Telling Moments From the Video of the White S. Carolina Police Officer Murdering a Black Man

The significance of the footage from South Carolina cannot be underestimated. Not only have Slager and Scott become the latest and immediate political identifiers in the annals of racial justice and state violence, but the video, so blatant in its presentation, is even more significant for the fact the events were well on their way to being publicly recognized — by the police and the media — as the opposite of what’s plain to see.
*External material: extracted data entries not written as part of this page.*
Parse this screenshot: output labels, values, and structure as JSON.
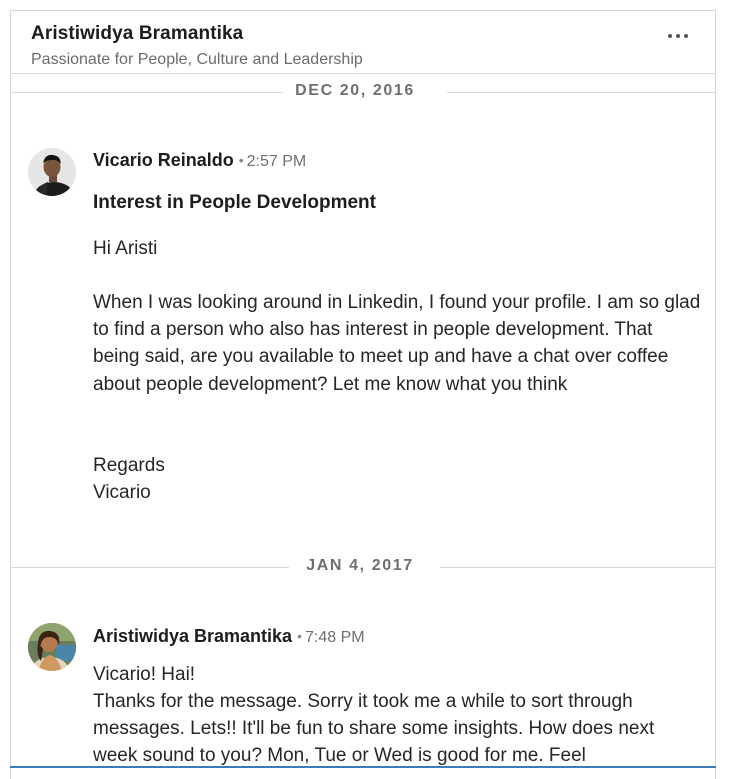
{
  "header": {
    "name": "Aristiwidya Bramantika",
    "headline": "Passionate for People, Culture and Leadership",
    "more_icon": "more-horizontal-icon"
  },
  "dividers": [
    {
      "label": "DEC 20, 2016"
    },
    {
      "label": "JAN 4, 2017"
    }
  ],
  "messages": [
    {
      "sender": "Vicario Reinaldo",
      "time": "2:57 PM",
      "subject": "Interest in People Development",
      "greeting": "Hi Aristi",
      "body": "When I was looking around in Linkedin, I found your profile. I am so glad to find a person who also has interest in people development. That being said, are you available to meet up and have a chat over coffee about people development? Let me know what you think",
      "sign_1": "Regards",
      "sign_2": "Vicario"
    },
    {
      "sender": "Aristiwidya Bramantika",
      "time": "7:48 PM",
      "line_1": "Vicario! Hai!",
      "body": "Thanks for the message. Sorry it took me a while to sort through messages. Lets!! It'll be fun to share some insights. How does next week sound to you? Mon, Tue or Wed is good for me. Feel"
    }
  ],
  "colors": {
    "divider": "#d9d9d9",
    "muted_text": "#6f6f6f",
    "accent_bottom": "#3d7bb5"
  }
}
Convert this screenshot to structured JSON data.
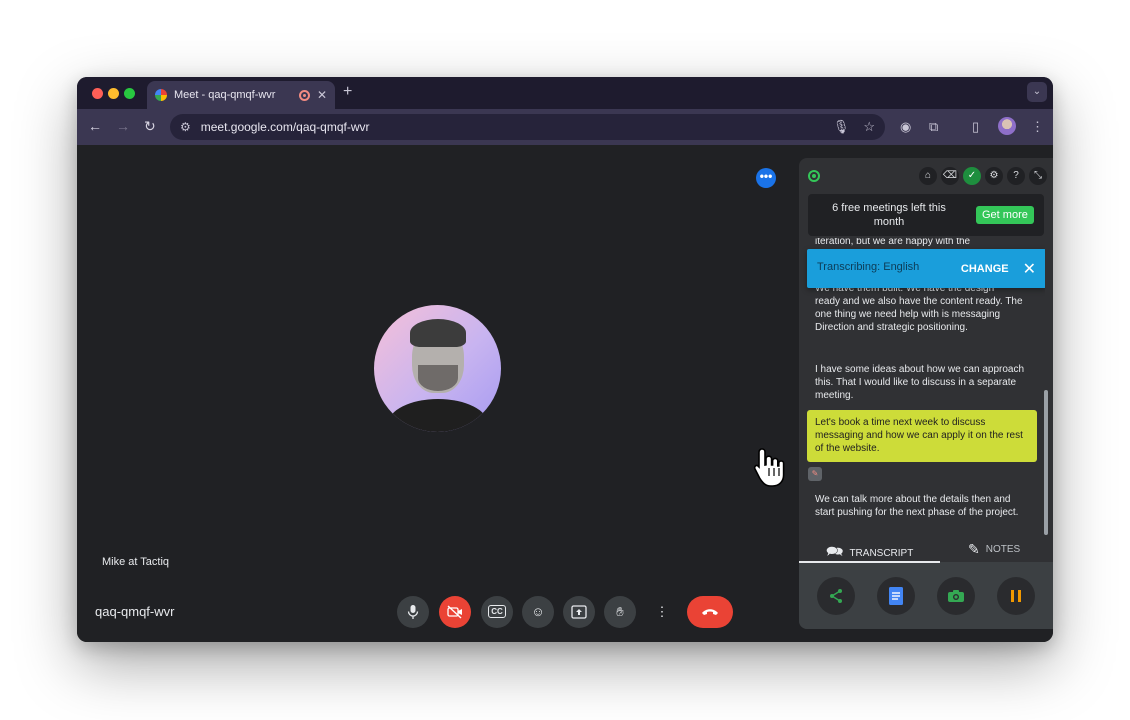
{
  "browser": {
    "tab_title": "Meet - qaq-qmqf-wvr",
    "tab_close": "✕",
    "new_tab": "+",
    "url": "meet.google.com/qaq-qmqf-wvr"
  },
  "meet": {
    "participant_name": "Mike at Tactiq",
    "meeting_code": "qaq-qmqf-wvr",
    "more_dots": "•••",
    "controls": [
      "mic-icon",
      "camera-off-icon",
      "captions-icon",
      "emoji-icon",
      "present-icon",
      "raise-hand-icon",
      "more-options-icon",
      "hang-up-icon"
    ],
    "captions_label": "CC"
  },
  "tactiq": {
    "promo_text": "6 free meetings left this month",
    "get_more": "Get more",
    "banner_text": "Transcribing: English",
    "banner_change": "CHANGE",
    "transcript_clipped_top": "iteration, but we are happy with the",
    "transcript_clipped_second": "We have them built. We have the design",
    "transcript_para1": "ready and we also have the content ready. The one thing we need help with is messaging Direction and strategic positioning.",
    "transcript_para2": "I have some ideas about how we can approach this. That I would like to discuss in a separate meeting.",
    "transcript_highlight": "Let's book a time next week to discuss messaging and how we can apply it on the rest of the website.",
    "transcript_para3": "We can talk more about the details then and start pushing for the next phase of the project.",
    "tab_transcript": "TRANSCRIPT",
    "tab_notes": "NOTES",
    "header_icons": [
      "home-icon",
      "eraser-icon",
      "shield-icon",
      "gear-icon",
      "help-icon",
      "collapse-icon"
    ],
    "action_icons": [
      "share-icon",
      "document-icon",
      "camera-icon",
      "pause-icon"
    ],
    "colors": {
      "highlight": "#cddc39",
      "banner": "#1a9edb",
      "get_more": "#34c759"
    }
  }
}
The video is profound not just for documenting the murder but for Slager seeming to tamper with evidence, as well. If the footage varies in steadiness and clarity, there are screenshots — from Scott being shot at distance to Slager handcuffing the prone body to Slager apparently relocating his taser/alibi near the body  — that are emblematic in themselves. Then there’s the sense of the African-American officer, who will forever share that infamy, evoking three other racial tropes: appearing unwittingly complicit; seeming to have to the dirty work (of attending to the body); and seeming to “tend to his own.”

Even if the presence and race of the unidentified officer is completely random — if informed by the fact that the population in North Charleston, according to the NYT, is 47% black and the police force is 80% white — the “dirty work” inference is certain well understood. Most famously, it has laced countless asides about “the prize” of winning the US presidency in 2008 with the country in a shambles, Obama “earning the opportunity” to clean up Bush’s mess.

What most stands out for me, however, is the scene of Slager checking Scott for a pulse right after the second officer, who steps away for a moment, just checked for one. With nobody in any rush, what’s galling about the gesture when you watch the video is the sense of Slager — apart from any concern over Scott’s vitals or the victim’s circumstances on this earth — seeming to seek the data as a measure of his own.